Wednesday, September 01, 2010
Nothing Like You, by Lauren Strasnick
Holly knows that there is no future in her relationship with Paul. For one thing, he's way out of her league. For another, he's got a girlfriend (the equally fantastic Saskia). But when Paul makes the moves on her, she finds it hard to resist and she'll do anything to hold on to that feeling. The relationship that starts with no future becomes a serious danger to her other friendships as she finds it harder to hide what is going on from her best friend Nils and as she grows closer to Saskia. But even though she knows it is wrong, she continues to fall in deeper and deeper.

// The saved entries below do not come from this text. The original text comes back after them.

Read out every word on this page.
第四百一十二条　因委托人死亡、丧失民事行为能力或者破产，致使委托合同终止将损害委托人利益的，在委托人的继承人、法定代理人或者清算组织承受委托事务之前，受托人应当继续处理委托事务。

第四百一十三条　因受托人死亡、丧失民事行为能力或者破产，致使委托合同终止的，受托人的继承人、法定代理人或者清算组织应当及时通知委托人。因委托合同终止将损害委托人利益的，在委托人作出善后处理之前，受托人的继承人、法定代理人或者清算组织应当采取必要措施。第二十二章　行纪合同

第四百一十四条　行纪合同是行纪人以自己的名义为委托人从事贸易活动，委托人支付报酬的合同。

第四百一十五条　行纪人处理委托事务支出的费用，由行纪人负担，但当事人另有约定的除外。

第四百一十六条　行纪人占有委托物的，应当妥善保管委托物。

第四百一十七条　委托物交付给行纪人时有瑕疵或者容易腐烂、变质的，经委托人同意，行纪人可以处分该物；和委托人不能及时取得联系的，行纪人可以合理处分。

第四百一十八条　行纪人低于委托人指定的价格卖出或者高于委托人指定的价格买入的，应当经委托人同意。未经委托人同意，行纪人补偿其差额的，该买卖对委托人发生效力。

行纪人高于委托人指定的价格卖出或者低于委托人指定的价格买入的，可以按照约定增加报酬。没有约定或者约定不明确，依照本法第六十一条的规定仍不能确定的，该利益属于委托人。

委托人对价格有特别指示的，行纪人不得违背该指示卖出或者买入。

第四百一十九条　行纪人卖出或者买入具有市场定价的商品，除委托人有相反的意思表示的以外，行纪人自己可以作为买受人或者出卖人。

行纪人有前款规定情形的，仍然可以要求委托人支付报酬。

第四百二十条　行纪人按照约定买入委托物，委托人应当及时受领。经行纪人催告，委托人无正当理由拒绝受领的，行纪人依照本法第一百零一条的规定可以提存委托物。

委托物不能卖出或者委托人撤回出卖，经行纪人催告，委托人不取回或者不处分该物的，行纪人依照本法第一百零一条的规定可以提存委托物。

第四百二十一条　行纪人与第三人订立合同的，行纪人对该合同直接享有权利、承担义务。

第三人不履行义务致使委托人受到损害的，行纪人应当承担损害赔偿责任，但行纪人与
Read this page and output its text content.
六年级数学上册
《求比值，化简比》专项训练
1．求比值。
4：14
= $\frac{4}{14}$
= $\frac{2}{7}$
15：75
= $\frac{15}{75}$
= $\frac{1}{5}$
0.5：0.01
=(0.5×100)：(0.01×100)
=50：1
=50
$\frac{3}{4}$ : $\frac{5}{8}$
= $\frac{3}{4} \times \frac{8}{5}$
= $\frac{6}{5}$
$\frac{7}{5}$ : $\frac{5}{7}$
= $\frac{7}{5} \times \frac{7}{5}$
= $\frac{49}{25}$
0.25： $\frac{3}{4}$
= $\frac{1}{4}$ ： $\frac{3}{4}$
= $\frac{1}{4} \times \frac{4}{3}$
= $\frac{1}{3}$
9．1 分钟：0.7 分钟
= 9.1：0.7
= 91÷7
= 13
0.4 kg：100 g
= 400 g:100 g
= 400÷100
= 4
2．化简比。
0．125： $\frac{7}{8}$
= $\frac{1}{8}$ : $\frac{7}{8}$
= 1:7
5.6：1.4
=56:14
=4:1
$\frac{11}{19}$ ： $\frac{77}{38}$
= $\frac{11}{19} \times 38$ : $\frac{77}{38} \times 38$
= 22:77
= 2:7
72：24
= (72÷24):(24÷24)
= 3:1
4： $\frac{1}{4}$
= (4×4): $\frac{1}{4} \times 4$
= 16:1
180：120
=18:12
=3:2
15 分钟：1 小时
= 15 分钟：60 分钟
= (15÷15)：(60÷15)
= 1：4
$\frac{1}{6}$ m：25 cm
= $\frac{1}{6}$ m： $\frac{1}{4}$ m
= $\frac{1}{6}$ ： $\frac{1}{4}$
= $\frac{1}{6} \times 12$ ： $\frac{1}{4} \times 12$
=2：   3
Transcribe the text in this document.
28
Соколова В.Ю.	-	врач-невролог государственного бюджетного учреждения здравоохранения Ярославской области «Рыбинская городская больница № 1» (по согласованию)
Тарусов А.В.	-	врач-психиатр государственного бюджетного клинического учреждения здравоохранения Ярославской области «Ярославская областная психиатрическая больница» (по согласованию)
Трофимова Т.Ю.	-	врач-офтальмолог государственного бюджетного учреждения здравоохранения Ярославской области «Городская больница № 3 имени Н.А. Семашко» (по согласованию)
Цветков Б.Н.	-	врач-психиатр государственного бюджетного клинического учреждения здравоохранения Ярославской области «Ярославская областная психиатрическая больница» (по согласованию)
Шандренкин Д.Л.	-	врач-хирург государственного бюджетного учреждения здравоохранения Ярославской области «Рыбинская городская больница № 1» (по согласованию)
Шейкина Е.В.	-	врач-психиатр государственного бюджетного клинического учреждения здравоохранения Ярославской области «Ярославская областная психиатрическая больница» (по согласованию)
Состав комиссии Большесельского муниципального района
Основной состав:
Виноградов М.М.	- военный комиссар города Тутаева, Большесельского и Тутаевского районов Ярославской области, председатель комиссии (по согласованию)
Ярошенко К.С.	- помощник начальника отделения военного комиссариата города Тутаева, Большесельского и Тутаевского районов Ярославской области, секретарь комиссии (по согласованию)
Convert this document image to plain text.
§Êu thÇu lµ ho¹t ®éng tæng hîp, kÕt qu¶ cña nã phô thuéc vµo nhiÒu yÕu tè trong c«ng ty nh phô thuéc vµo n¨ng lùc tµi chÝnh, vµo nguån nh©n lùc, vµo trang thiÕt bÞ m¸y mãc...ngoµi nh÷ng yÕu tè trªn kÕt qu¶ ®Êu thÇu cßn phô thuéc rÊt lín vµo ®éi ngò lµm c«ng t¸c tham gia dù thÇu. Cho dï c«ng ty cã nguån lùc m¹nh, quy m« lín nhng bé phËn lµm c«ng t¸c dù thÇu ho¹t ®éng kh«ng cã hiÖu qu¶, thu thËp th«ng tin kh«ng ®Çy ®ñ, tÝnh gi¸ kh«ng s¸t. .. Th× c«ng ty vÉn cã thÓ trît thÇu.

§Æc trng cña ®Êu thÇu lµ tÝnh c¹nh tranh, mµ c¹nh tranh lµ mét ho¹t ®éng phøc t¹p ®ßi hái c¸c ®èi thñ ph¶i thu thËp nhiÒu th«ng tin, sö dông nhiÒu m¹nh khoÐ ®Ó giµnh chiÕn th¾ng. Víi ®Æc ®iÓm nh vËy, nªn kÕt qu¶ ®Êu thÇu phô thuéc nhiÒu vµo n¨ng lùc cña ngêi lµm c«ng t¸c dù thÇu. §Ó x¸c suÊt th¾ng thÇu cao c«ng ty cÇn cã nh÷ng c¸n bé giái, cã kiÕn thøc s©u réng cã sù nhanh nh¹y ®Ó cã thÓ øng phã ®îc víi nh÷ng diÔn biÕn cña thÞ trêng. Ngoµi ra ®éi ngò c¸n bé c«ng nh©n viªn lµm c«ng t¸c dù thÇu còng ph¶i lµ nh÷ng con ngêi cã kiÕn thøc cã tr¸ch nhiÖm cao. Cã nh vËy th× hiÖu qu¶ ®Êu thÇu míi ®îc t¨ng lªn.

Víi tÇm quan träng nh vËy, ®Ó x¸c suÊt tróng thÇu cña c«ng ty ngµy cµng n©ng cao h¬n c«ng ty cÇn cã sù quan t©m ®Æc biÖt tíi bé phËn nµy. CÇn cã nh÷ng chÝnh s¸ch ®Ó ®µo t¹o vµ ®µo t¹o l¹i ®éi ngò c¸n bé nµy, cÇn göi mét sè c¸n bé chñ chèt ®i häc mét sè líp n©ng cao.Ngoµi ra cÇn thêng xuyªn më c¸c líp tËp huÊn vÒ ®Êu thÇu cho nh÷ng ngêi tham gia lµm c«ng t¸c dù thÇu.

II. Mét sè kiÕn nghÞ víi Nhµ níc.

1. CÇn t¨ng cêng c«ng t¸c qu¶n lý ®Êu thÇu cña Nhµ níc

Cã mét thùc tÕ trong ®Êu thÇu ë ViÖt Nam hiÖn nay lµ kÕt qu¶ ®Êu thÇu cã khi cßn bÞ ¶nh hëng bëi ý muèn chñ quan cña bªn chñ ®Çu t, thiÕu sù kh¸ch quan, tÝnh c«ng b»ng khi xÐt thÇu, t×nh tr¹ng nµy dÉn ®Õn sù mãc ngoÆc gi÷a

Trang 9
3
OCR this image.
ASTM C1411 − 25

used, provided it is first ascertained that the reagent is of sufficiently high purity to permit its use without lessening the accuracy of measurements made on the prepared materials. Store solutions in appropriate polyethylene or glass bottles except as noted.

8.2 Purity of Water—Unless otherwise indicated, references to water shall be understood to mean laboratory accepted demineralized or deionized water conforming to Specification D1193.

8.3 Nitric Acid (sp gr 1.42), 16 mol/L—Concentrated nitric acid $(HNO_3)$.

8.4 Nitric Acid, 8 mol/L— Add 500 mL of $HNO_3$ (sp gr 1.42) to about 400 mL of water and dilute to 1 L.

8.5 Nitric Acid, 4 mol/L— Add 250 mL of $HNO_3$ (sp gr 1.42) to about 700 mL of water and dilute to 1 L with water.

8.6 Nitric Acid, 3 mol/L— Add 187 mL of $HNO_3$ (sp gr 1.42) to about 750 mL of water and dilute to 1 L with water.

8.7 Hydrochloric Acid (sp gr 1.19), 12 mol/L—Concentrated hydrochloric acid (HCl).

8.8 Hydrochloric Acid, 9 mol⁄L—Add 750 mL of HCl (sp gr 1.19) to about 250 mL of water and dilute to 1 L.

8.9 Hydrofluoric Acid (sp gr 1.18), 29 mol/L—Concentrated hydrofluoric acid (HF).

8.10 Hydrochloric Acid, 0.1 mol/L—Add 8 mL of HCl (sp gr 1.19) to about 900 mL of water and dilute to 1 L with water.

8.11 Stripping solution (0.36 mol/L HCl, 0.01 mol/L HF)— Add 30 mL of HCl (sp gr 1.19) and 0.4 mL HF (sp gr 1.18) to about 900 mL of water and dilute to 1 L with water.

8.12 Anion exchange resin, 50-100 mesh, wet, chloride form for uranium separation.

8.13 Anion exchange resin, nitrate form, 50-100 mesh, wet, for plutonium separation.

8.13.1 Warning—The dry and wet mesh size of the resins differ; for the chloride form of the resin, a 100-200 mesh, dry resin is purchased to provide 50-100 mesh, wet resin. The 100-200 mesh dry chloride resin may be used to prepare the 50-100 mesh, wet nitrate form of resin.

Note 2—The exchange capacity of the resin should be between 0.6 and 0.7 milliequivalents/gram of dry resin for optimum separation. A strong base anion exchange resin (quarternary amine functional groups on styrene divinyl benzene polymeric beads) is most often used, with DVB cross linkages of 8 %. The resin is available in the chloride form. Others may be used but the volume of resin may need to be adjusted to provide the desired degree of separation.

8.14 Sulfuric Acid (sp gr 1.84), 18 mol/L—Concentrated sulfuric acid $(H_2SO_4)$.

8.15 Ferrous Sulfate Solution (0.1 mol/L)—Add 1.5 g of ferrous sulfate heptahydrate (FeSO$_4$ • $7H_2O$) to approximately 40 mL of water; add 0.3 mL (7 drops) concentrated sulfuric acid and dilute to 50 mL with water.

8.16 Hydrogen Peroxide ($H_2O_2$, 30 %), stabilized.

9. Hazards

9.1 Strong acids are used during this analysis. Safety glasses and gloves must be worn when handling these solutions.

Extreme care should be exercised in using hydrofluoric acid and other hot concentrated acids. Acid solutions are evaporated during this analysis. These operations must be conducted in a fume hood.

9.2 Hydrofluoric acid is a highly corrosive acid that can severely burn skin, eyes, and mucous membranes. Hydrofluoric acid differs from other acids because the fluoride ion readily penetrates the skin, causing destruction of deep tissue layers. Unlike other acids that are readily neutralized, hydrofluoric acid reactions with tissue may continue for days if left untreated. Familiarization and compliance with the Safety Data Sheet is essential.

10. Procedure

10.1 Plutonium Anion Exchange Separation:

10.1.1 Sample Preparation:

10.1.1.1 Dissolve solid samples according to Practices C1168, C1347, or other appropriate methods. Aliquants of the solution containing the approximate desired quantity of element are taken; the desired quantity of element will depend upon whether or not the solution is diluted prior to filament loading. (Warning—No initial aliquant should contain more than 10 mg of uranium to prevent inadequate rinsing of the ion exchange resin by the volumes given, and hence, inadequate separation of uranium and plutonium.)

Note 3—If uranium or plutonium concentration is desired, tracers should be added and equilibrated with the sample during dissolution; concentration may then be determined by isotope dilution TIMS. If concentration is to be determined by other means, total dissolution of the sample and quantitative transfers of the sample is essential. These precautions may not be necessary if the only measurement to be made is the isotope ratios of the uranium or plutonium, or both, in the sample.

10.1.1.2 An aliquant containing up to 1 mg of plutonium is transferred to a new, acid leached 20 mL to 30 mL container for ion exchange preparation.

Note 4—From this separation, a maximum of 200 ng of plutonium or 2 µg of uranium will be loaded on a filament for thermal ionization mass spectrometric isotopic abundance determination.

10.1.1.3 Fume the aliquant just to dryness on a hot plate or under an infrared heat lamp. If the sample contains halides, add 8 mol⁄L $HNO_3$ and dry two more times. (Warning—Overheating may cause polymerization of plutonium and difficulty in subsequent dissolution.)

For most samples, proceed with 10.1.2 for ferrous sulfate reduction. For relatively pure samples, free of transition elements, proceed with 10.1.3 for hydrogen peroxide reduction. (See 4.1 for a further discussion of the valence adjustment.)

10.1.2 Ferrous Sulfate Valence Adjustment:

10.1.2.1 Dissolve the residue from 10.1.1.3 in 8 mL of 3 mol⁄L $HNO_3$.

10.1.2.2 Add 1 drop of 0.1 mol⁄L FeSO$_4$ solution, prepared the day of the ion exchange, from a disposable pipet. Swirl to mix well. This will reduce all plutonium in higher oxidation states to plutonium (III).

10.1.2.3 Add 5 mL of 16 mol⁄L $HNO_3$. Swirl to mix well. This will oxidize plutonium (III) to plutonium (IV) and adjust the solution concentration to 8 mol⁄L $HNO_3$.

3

While I'd like to be an optimist and hope that not everyone can personally relate to this story of betrayed friendships and infidelity in the halls of high school, I imagine that most of us have been there. It would be easy enough to despise Holly and her lack of will power (as well as her constant mistakes) but Strasnick does a fantastic job of making her believable and sympathetic (and the pure evilness of Paul makes this a bit easier as well). And she does it without resorting to some more obvious tactics. For example, the death of Holly's mother some months before the story opens would form a perfect justification of the lapses of judgment, but Strasnick never plays the cards that way. Holly's mistakes are truly her own.
Holly's (mostly) platonic relationship with Nils is a wonderful part of the story. On the one side, he perfectly illustrates the unevenness of the sexes in these romance games, but he also provides a nice foil for Holly. And the stresses and strains in their relationship share the authentic flavor of the rest of the story.
If I have any complaints, it is probably with the adult characters. Holly's father Jeff is definitely not checked in on his kid (probably because he is blinded by the loss of his wife, but it is never explained). Holly's drama teacher is a throwaway -- I kept expecting something profound to come from the relationship but it just never got there. Given the total lack of adult supervision going on here, I think that the grown-ups could have been left out altogether with little harm done.